Results: The proportion of able life (YAL/YoL%) decreased with age, and women had more disabled years than men in all age groups. The mean duration of the disability period was approximately 2.9 years for men and 4.5 years for women. In a multivariable model, obesity was associated with a 7.3 point (95% confidence interval [CI]: 5.4–9.2) lower YAL/YoL% than normal weight. Being underweight (BMI <18.5 kg/m2) was associated with fewer YoL (3 fewer years) than normal BMI, but YAL and YAL/YoL% were not significantly different. Scores in the lowest quintile of the Alternate Healthy Eating Index were associated with a 3.7 point (95% CI: 1.6–5.9) lower YAL/YoL% than scores in the highest quintile. Every 25 blocks walked in a week was associated with a 0.5% point (95% CI: 0.3–0.8) higher YAL/YoL%. Current smoking conferred a drop of 2.6 points in YAL/YoL %, while having one drink or less per week was associated with a 1.9 point increase in YAL/YoL%.

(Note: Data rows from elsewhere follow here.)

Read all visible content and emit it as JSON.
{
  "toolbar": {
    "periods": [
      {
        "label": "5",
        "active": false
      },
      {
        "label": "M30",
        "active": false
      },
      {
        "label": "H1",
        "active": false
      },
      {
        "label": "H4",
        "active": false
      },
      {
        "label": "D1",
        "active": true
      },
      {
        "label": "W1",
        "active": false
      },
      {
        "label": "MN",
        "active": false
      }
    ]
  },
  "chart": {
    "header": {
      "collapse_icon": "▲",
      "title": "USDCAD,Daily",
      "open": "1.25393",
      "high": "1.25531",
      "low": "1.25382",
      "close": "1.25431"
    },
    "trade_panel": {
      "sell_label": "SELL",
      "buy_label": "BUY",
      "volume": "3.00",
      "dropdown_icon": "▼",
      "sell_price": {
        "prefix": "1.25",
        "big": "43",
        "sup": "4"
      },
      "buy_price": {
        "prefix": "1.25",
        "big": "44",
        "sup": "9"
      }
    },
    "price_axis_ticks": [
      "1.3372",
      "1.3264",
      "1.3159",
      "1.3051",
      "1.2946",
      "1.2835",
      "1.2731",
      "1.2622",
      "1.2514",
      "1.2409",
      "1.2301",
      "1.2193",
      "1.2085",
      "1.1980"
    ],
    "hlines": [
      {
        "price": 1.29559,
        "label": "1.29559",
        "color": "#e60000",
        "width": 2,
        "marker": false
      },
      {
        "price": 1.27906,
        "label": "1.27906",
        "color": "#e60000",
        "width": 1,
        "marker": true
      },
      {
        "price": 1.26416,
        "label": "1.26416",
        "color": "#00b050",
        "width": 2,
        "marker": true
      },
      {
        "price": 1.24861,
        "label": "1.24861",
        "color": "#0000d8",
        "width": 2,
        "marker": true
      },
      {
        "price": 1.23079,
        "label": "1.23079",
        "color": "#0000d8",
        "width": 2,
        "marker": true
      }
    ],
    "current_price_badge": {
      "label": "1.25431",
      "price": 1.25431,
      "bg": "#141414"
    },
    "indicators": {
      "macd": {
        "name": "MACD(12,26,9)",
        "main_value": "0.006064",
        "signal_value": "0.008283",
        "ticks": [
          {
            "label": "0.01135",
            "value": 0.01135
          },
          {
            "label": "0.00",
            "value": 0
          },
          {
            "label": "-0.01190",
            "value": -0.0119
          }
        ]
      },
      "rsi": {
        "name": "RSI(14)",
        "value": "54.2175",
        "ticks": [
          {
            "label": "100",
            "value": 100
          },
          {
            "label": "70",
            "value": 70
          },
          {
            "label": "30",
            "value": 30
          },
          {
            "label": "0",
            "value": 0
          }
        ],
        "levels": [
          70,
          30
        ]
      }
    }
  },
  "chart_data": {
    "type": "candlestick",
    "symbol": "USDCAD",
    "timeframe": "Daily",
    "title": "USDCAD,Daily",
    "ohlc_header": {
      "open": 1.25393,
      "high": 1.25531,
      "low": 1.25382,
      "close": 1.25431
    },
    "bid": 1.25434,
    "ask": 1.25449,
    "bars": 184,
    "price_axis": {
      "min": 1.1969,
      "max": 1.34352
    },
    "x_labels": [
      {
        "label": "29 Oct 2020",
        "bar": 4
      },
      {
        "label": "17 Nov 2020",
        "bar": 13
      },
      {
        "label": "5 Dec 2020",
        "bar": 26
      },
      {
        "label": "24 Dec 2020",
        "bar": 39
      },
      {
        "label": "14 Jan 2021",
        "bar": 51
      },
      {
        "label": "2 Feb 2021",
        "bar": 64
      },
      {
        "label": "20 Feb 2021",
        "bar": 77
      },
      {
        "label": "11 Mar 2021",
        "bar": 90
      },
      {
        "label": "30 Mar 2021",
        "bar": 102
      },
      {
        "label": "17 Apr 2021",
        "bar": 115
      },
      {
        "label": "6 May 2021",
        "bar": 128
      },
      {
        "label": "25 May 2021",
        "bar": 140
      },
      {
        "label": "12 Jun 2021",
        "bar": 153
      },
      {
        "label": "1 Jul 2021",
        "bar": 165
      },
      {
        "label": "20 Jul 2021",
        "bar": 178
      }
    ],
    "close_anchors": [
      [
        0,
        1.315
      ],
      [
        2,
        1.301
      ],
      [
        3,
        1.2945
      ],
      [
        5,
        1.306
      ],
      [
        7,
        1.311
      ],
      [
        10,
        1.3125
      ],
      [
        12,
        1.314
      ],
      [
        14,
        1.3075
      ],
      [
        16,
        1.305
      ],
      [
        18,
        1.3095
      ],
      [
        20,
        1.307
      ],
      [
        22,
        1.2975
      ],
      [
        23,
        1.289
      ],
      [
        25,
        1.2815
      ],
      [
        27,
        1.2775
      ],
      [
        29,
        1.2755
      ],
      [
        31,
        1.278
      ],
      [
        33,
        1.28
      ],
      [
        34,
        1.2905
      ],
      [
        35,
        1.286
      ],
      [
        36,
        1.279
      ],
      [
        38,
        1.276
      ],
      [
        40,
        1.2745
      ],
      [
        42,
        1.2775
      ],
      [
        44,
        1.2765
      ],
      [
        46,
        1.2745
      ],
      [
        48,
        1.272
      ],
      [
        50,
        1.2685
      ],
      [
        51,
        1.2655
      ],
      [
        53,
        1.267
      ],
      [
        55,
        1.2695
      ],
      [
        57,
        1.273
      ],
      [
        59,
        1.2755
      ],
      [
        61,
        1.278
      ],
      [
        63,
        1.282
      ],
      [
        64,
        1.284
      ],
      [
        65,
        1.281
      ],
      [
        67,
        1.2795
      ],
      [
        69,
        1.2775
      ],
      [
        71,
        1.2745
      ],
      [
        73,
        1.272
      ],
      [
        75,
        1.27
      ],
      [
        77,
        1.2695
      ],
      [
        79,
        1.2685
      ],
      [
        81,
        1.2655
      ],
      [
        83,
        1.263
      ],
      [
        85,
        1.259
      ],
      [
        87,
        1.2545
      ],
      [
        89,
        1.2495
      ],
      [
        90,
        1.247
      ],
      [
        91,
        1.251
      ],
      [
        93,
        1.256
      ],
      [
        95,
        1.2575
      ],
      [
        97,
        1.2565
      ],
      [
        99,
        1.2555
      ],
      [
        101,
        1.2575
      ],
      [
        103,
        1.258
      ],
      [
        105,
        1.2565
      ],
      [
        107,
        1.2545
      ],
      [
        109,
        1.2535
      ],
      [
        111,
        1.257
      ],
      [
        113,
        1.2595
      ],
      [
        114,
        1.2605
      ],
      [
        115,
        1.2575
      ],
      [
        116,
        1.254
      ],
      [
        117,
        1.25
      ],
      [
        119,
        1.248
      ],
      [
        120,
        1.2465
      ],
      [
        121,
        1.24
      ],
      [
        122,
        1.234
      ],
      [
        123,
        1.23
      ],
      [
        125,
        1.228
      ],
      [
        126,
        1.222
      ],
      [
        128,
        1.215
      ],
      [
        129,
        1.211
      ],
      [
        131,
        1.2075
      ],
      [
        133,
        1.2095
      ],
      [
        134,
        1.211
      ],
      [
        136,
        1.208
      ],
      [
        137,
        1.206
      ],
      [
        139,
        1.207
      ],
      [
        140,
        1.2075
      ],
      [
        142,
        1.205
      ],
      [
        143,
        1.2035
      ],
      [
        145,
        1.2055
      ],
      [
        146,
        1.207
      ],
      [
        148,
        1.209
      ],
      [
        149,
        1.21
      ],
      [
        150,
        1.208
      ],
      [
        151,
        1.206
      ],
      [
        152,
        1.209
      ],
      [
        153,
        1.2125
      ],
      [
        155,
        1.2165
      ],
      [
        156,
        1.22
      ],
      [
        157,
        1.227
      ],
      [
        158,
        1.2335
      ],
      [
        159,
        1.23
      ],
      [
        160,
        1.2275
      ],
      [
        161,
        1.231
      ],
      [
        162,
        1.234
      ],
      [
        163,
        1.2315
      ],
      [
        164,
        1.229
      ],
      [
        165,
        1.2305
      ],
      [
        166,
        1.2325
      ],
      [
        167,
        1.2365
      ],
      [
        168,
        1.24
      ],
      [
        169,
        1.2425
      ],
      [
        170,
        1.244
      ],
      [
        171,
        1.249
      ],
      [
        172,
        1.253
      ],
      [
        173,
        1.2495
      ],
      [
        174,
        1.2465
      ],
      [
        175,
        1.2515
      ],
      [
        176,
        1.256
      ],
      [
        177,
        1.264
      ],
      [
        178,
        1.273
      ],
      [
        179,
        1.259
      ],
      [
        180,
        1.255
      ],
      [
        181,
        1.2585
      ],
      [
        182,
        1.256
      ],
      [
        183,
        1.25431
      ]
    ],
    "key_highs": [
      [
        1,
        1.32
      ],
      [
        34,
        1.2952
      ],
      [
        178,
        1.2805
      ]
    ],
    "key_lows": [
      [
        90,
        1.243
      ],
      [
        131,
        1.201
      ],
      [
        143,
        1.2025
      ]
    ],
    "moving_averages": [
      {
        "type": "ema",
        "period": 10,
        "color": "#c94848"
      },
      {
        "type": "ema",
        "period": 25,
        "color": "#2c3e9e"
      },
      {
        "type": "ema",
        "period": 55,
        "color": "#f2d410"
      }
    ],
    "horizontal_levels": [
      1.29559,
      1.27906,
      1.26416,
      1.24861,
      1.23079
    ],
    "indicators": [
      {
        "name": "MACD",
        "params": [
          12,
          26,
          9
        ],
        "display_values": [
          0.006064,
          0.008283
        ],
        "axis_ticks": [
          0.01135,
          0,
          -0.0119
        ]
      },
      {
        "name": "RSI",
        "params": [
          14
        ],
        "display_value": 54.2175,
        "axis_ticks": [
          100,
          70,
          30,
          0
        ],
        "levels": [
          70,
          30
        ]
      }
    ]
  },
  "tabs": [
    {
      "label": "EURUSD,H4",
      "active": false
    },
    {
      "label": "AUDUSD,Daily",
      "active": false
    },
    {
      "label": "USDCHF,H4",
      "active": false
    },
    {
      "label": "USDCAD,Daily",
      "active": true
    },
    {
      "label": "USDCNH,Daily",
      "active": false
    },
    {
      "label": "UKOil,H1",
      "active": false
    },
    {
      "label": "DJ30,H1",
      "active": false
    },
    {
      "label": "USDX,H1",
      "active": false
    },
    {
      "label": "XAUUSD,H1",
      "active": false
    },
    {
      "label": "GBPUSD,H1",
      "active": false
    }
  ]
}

Conclusion: In these community-dwelling older adults, physical activity and higher quality diet were associated with a relative compression of disability. Obesity was associated with a relative expansion of disability. These data indicate that disability in late life can be significantly compressed by of healthy lifestyle behaviors.

References

  1. Jacob ME, Yee LM, Diehr PH, et al. Can a healthy lifestyle compress the disabled period in older adults? J Am Geriatr Soc 2016;64:1952-61.